第184話/相応しいクエスト
第184話
キキが猛反対したものの、俺達はリーゼロッテのゲートを使い、地ノ国の酒場に移動した。
「信じらんないわ! あそこまで行っておいて普通戻ってくる!?」
「キキ。いい加減落ち着けよ。さっきも言ったがな、リーゼのゲートがあれば問題ないんだ」
「そ、そうですよキキさん。いつでもあっちに行けるんです。お父様と火ノ国が心配なのは分かりますが、焦っちゃダメですよ……」
キキを宥めたのはナクコだった。彼女は臆病な性格なので俺の慎重な判断に賛同してくれたようだ。
「……それに、イツモワールさんの様子が変だったのは事実じゃないですか。長老さんがわたし達を罠に嵌めようとしたと考えるべきですよ……」
「あたしも罠だと思ってるわよ。起こしても倒してもマズいってね。けどね、寝てる相手を起きるまで待つなんて生産的じゃないでしょ」
「だったら、生産的なことをしてたらいいのかよ?」
するとキキは俺に不満そうにしながら、
「ただ生産的であればいいわけじゃないわ。だって、優先度が一番高かったのを後回しにしたのよ? せめて今のあたし達に相応しいのじゃないと」
「はあ。急に言われてもなぁ」
俺は椅子に座った。今日はもう足腰を休めたかった。
(やれやれ。お前だって疲れてるのに無茶な要求すぎるだろ。そのひたむきな姿勢は評価してもいいが……)
キキに睨まれていたが、すでにアリスとヒツマブシとリーゼが他人事のように着席済みだ。キキに味方する気がある者はいなかった。
「おや? どうされましたか皆様? 生産的なクエストでしたらこちらに沢山ございますよ?」
―――いた。もはや煽っている印象しかない酒場の店主が、頼んでもいないのにクエストの紙束をテーブルにどさっと置いた。
「……おい」
「一枚で一つのクエスト。左上にはクエストランクが明記されていまして、上はSSSランクから下はDランクまで。合計で千三百五十一種類ものクエストがこの世界には存在します」
「誰も聞いてない。というか前に聞いたぞそれ」
「ええ、ええ! 忘れてしまわれたかと思いましてねぇ!?」
がっつりと青筋を立てている店主。まぁ俺がクエストを全く受注しないから相当イライラしていたのだろう。
「ねぇツキシド。この人にオススメを教えてもらうのはどうかしら?」
「今の俺達に相応しいクエストをか……?」
ずいぶんと話のテンポが早いものだ。どうせ著者によってキキと店主がグルになっているパターンだろう。断るべき。
(……いや。一度こうなってしまうと俺達がクエストを受けない限りイツモワールは目覚めないな。著者もついに我慢の限界か)

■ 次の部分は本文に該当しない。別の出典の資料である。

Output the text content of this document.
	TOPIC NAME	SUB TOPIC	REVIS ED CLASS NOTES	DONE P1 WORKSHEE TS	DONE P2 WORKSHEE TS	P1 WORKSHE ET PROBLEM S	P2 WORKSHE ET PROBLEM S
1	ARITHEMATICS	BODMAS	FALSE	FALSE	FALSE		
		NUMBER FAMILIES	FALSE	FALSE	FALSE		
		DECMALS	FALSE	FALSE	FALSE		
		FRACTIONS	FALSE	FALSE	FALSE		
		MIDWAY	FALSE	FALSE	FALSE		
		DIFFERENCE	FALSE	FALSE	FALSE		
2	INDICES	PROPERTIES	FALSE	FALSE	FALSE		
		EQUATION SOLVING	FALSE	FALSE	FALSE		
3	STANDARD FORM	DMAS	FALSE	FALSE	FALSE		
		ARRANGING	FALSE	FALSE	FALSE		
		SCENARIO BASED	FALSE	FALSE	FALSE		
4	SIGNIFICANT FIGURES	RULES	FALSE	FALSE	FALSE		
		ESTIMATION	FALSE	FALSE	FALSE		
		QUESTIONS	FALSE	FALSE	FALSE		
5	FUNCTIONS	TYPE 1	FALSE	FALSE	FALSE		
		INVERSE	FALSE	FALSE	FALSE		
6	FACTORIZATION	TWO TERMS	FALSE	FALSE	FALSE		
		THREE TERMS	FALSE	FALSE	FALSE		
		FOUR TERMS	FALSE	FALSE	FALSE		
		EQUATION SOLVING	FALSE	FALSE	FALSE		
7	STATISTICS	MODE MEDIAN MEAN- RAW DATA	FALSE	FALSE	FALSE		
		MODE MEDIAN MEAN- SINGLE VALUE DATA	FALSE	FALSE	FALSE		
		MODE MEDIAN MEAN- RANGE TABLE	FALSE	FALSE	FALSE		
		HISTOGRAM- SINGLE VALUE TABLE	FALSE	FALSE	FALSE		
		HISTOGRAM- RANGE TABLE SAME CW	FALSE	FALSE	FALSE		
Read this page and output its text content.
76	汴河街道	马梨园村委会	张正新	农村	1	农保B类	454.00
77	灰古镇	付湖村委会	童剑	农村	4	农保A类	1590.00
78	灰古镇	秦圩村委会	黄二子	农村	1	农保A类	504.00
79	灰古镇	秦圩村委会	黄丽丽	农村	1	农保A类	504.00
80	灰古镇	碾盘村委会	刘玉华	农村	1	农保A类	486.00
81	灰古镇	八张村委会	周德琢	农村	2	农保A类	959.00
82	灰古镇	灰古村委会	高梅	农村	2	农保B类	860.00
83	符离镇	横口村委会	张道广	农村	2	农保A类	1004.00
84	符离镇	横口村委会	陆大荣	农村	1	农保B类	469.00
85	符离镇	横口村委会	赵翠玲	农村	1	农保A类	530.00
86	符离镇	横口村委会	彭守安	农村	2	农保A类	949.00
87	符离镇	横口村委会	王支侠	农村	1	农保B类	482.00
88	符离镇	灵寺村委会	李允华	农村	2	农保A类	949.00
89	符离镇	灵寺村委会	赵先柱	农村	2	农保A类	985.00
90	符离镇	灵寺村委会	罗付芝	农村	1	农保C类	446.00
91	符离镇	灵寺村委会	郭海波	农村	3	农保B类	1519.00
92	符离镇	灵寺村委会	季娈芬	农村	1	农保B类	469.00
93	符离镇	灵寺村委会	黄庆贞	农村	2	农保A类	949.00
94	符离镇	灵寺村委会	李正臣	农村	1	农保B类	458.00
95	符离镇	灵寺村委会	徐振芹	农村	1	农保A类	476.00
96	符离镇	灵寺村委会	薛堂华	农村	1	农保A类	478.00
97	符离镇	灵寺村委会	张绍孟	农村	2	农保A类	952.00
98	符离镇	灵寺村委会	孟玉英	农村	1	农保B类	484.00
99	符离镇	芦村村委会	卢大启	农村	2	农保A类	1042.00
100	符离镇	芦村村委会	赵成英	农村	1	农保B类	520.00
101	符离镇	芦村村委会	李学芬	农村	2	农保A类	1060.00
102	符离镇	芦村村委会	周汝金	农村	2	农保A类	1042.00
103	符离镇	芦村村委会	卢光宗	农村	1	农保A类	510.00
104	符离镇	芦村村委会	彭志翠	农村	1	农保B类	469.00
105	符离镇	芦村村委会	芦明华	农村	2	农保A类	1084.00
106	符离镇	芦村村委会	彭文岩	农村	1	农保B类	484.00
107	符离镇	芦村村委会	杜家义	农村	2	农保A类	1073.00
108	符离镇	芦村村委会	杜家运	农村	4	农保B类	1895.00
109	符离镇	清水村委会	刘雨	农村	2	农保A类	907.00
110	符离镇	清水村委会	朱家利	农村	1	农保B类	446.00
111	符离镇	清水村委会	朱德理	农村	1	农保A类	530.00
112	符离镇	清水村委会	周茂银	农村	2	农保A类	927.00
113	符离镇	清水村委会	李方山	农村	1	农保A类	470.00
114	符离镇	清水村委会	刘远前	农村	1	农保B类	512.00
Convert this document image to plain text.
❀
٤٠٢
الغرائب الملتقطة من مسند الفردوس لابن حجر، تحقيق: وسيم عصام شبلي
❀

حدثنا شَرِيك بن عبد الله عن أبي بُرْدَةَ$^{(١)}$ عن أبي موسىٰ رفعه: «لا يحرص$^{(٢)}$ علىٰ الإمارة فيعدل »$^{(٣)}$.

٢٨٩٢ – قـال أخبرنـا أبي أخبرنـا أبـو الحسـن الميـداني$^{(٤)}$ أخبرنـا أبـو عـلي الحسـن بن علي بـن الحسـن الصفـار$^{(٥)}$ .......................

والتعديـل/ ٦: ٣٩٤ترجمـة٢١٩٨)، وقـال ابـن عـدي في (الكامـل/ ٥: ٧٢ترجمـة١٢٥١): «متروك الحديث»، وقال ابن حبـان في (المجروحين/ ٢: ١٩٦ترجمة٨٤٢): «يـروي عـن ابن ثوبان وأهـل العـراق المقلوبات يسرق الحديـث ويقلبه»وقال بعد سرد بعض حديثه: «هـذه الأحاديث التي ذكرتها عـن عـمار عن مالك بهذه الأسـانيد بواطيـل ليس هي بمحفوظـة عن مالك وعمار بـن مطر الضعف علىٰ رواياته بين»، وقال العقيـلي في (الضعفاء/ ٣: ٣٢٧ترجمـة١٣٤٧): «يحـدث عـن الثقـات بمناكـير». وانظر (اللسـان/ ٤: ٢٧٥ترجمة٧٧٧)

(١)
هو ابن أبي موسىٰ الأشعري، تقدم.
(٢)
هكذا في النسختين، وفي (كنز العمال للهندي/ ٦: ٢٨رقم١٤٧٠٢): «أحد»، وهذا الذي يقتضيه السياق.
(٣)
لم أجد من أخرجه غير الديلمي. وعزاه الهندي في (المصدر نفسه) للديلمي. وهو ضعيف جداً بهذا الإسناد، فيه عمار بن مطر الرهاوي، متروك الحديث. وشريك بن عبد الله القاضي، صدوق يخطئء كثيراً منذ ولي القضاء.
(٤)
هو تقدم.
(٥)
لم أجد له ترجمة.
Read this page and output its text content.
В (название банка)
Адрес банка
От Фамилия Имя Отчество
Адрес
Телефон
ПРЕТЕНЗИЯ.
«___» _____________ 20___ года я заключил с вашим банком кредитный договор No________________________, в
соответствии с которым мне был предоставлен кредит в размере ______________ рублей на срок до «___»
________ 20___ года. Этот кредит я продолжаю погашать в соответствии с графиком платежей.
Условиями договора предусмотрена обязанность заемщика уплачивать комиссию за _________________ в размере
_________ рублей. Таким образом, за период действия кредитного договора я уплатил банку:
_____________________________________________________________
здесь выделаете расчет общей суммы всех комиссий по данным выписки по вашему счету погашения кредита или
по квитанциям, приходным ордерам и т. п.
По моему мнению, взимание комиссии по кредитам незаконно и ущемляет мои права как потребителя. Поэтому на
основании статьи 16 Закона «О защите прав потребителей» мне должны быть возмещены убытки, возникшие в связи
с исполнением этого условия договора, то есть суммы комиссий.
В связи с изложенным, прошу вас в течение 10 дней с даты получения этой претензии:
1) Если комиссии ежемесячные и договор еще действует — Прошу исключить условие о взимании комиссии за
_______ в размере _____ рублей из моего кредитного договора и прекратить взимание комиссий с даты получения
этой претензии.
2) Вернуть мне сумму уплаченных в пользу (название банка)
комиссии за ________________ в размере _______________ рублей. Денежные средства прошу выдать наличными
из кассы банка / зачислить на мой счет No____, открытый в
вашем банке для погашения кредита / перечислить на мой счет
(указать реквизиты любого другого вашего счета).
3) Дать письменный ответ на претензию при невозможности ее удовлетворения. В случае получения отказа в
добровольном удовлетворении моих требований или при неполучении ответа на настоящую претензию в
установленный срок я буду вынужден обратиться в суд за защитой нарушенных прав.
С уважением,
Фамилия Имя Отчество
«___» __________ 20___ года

ある意味イツモワールの放置は失策だったかもしれない。
結果的に著者の思惑通りに行動してしまった気がする(後悔)。
「別にいいんじゃないかなぁ? あの鳥さんの起床チェックはリゼたんに任せとけばいいしさー。明日からまったりクエスト消化でいこうよ」
「とか言いながらやる気ないだろお前……」
アリスが怠そうに突っ伏していた。同じ王女様なのにキキとはえらい違いだ。著者に操られていない点では逆に安心感があるものの。
「どうする、ヒツマブシ?」
「ぴゅ~ん」
「そうか楽しいか」
我がパーティー唯一の小動物はクエストの紙束をごちゃごちゃにさせていた。
恐らく土を掘っているつもりだ。楽しそうで何よりだ。
「リーゼ、お前は?」
「わたくしは構いませんが」
「ナクコは?」
「わ、わたしも頑張りますっ! 精一杯頑張りますっ!」
「よし、分かった」
魔族コンビからも同意を得られたので俺は渋々店主に声をかける。
「オススメのクエスト、あるんだろうな?」
「ええもちろんございますとも! 貧乏な皆様は生活費も稼がなければなりませんよね! とっておきのクエストをご紹介いたしましょう!」
「貧乏言うな。あとお前が勧めたクエストを必ずしも受けるわけじゃないことは理解しとけよ?」
そんなこんなでクエストを受けるハメになった俺達は、早速クエスト探しから開始したのだった(憂鬱)。